本ハードコート層をNo.0のスチールウールで32gr/cm2の押圧で擦ったが傷はつかず耐磨耗性があるとわかった。又,60%RHで煙草灰付着テストを行った結果,コート面,非コート面とも灰塵の付着は認められなかった。
【0028】
【比較例2】
実施例4のハードコート剤において,EMI・TFSIを加える以外,実施例4と同様にして調整したハードコート剤を用い,実施例4と同様にして作成したハードコートポリメチルメタクリレート板は,コート面,非コート面とも,煙草灰付着テストで灰塵の付着が認められた。
【0029】
【実施例5】
アクリロニトリル−ブタジエン共重合ポリマー(JSR N215SL)25gr,実施例1と同様にして合成した1−エチル−3−メチルイミダゾリウムビス{(ペンタフルオロエチル)スルフォニル}アミド2.0grをメチルエチルケトン75grに溶解した接着剤溶液を調整した。本溶液を25μmのポリエステルフィルムに塗布後,60℃で5分間,熱風乾燥し.10μmの接着剤層付のポリエステルフィルムを得た。60%RHにおいて煙草灰付着テストを行った結果,ポリエステルフィルム面の灰塵付着が認められなかったことから,接着層を介して種々の表面に張りつければ,その表面に制電性を付与できることがわかった。
【0030】
【発明の効果】
総炭素数が4〜20のアンモニウムカチオンとフッ素原子を含有するアニオンから成る塩を,全樹脂分に対し0.1〜20重量%含む接着剤や塗料は無着色透明で,低湿度下から高湿度下まで優れた制電性を有し,それらから形成される積層体表面にも上記と同様の制電性を付与することが出来る。
Claims (3)
- 総炭素数が4〜20であり,窒素原子に直接結合した水素原子を含まないアンモニウムカチオンおよびフッ素原子含有アニオンとから成る塩を,全樹脂分に対して0.1〜20重量%含有することを特徴とする制電性を有する,接着剤又は塗料から形成される積層体。
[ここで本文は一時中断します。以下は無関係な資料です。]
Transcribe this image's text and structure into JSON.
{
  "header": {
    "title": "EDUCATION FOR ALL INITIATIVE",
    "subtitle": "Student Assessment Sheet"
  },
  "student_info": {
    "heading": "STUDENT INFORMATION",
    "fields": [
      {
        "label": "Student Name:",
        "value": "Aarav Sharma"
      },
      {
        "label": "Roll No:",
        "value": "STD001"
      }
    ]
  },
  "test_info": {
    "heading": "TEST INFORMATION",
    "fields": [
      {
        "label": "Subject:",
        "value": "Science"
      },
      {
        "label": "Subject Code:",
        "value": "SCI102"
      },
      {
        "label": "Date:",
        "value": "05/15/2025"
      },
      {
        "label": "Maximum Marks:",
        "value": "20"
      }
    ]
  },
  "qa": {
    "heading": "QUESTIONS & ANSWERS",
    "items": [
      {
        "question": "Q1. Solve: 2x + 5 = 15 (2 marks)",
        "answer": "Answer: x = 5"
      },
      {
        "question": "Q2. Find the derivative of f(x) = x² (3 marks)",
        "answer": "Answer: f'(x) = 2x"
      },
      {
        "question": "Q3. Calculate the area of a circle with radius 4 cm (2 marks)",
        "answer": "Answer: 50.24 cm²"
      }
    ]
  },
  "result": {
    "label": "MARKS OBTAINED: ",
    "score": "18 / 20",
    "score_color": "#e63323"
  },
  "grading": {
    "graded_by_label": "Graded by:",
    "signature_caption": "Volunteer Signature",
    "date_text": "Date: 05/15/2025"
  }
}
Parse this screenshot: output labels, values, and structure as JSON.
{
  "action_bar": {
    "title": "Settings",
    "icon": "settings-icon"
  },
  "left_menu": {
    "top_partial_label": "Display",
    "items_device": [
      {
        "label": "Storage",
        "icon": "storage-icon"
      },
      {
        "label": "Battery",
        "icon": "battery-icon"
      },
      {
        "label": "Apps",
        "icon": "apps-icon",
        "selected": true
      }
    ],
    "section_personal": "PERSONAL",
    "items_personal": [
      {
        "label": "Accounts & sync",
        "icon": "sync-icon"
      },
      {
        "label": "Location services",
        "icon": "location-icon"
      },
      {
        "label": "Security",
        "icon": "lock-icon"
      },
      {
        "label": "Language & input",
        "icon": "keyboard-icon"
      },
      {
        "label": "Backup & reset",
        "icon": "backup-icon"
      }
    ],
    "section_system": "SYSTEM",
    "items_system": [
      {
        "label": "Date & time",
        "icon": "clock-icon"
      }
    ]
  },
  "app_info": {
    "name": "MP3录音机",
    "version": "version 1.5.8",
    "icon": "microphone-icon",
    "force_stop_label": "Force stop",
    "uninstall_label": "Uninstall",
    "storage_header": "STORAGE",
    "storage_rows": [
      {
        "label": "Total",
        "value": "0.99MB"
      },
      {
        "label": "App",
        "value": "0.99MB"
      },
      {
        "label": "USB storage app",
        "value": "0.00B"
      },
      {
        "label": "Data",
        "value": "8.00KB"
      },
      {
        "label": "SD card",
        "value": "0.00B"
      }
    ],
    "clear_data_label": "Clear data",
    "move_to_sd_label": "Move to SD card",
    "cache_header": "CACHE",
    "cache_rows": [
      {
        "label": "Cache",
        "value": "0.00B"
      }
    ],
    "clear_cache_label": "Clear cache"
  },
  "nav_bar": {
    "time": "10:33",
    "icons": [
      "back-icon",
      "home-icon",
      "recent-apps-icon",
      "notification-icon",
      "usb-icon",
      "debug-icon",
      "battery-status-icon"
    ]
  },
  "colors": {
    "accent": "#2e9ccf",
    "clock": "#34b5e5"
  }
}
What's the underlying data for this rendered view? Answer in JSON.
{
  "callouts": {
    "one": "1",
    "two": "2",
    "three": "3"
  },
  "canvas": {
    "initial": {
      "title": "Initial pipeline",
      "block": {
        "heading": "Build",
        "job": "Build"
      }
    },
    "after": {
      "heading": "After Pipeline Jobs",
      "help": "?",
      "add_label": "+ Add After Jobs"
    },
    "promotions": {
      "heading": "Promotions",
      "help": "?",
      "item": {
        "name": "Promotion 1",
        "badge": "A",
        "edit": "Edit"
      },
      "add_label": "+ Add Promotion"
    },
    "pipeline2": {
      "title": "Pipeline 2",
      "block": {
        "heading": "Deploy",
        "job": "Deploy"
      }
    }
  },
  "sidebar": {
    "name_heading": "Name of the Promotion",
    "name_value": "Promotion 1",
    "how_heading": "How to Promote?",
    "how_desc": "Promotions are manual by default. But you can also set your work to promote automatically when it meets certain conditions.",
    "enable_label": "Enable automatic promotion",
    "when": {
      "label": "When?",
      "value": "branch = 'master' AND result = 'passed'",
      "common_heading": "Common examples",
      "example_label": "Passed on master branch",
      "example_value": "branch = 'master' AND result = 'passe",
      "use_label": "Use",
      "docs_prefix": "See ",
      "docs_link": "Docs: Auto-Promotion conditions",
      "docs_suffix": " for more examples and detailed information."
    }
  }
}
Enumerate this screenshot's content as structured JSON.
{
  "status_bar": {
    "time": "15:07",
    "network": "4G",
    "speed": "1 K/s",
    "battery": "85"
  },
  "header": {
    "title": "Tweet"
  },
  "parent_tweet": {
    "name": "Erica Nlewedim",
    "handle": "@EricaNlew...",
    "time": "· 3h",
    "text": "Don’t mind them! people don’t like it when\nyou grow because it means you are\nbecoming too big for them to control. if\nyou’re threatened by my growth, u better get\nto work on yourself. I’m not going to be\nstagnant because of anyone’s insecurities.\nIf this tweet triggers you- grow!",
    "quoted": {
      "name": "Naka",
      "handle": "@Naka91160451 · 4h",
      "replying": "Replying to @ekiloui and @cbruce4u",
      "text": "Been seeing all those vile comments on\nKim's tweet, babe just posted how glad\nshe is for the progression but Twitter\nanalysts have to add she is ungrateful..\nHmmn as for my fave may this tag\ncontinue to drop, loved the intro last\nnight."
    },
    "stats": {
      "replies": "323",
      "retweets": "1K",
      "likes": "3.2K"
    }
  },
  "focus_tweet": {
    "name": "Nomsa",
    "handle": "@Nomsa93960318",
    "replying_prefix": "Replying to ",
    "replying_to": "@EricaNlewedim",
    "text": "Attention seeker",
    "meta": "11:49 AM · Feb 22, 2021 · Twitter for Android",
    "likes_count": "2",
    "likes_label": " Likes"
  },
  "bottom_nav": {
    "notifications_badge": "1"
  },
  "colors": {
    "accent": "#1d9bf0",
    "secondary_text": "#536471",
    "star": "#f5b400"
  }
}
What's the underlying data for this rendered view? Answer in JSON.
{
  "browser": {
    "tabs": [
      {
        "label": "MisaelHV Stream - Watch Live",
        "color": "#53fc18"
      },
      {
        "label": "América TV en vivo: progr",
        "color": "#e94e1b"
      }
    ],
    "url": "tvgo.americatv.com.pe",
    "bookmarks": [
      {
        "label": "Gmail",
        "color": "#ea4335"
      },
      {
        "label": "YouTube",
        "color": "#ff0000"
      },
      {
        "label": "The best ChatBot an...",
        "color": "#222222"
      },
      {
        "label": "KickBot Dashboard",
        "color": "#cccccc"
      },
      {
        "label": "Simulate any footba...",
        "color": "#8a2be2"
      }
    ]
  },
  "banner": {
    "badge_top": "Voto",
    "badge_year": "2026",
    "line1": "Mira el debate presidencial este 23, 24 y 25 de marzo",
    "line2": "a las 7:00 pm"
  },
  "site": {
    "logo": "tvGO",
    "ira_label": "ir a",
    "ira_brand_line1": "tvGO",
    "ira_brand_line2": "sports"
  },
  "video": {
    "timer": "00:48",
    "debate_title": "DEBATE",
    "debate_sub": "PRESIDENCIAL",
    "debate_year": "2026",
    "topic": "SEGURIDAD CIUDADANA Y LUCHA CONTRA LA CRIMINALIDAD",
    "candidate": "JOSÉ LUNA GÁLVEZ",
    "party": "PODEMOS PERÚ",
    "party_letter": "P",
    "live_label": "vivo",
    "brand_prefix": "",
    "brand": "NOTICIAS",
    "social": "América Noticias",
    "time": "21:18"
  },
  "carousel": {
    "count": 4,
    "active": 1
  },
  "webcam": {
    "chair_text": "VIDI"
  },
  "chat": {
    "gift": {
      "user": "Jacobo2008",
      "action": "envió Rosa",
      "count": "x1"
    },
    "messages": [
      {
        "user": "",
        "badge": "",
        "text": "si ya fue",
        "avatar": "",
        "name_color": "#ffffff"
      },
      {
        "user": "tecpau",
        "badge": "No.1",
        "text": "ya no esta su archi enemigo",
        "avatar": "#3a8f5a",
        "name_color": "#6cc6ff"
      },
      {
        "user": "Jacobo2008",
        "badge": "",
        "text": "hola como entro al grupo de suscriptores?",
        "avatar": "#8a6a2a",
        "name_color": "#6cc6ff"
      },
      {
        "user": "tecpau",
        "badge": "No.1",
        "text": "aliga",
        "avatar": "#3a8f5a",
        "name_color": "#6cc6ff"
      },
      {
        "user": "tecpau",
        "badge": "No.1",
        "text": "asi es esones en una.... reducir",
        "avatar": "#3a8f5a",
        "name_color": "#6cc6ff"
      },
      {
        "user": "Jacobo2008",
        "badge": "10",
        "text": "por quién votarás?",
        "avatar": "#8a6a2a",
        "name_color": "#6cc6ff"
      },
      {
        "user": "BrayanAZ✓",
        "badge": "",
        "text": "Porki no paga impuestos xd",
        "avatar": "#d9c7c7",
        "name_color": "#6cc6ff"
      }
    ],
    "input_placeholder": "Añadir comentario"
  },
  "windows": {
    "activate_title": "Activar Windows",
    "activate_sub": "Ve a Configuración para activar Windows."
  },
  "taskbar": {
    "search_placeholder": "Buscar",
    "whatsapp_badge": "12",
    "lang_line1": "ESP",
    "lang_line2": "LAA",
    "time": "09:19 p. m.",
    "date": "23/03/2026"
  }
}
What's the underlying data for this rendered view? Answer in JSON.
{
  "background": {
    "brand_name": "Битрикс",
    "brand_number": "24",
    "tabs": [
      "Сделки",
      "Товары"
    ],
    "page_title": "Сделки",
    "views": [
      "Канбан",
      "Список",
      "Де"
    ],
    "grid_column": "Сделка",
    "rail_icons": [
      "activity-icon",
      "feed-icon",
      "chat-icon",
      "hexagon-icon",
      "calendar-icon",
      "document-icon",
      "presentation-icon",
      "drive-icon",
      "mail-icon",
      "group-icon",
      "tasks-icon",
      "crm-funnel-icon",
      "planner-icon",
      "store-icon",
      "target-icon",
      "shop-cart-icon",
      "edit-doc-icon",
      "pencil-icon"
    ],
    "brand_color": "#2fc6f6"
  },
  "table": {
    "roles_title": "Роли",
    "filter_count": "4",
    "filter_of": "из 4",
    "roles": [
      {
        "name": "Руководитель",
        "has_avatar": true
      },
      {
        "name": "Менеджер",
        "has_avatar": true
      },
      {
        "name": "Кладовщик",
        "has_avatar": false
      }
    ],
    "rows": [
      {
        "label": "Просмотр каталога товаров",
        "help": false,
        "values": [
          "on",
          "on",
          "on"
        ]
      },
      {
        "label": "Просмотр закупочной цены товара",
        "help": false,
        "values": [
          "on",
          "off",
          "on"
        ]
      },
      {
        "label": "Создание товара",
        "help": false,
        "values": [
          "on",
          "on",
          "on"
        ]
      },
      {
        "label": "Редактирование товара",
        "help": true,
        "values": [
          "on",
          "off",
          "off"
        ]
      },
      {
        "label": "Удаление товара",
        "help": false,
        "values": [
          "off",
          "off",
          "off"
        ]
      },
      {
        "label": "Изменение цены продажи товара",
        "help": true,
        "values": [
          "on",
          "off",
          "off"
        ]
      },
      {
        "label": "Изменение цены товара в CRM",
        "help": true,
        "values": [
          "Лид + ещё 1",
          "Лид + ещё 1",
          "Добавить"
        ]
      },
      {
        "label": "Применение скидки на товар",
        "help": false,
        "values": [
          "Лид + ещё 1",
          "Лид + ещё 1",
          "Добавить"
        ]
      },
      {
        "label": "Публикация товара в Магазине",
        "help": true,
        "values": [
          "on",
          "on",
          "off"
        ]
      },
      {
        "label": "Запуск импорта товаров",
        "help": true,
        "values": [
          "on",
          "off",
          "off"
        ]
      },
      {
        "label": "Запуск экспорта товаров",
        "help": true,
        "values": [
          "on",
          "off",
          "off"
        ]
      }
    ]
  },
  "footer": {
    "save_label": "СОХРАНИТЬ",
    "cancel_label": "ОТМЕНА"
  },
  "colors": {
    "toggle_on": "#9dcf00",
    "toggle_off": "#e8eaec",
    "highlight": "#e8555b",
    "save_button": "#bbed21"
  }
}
- 塩が1,3−ジアルキルイミダゾリウムビス{(トリフルオロメチル)スルフォニル}アミドであることを特徴とする請求項1の制電性を有する,接着剤又は塗料から形成される積層体。
- 接着剤又は塗料がポリウレタン系樹脂又は,及び天然系樹脂を含むことを特徴とする請求項1の制電性を有する,接着剤又は塗料から形成される積層体。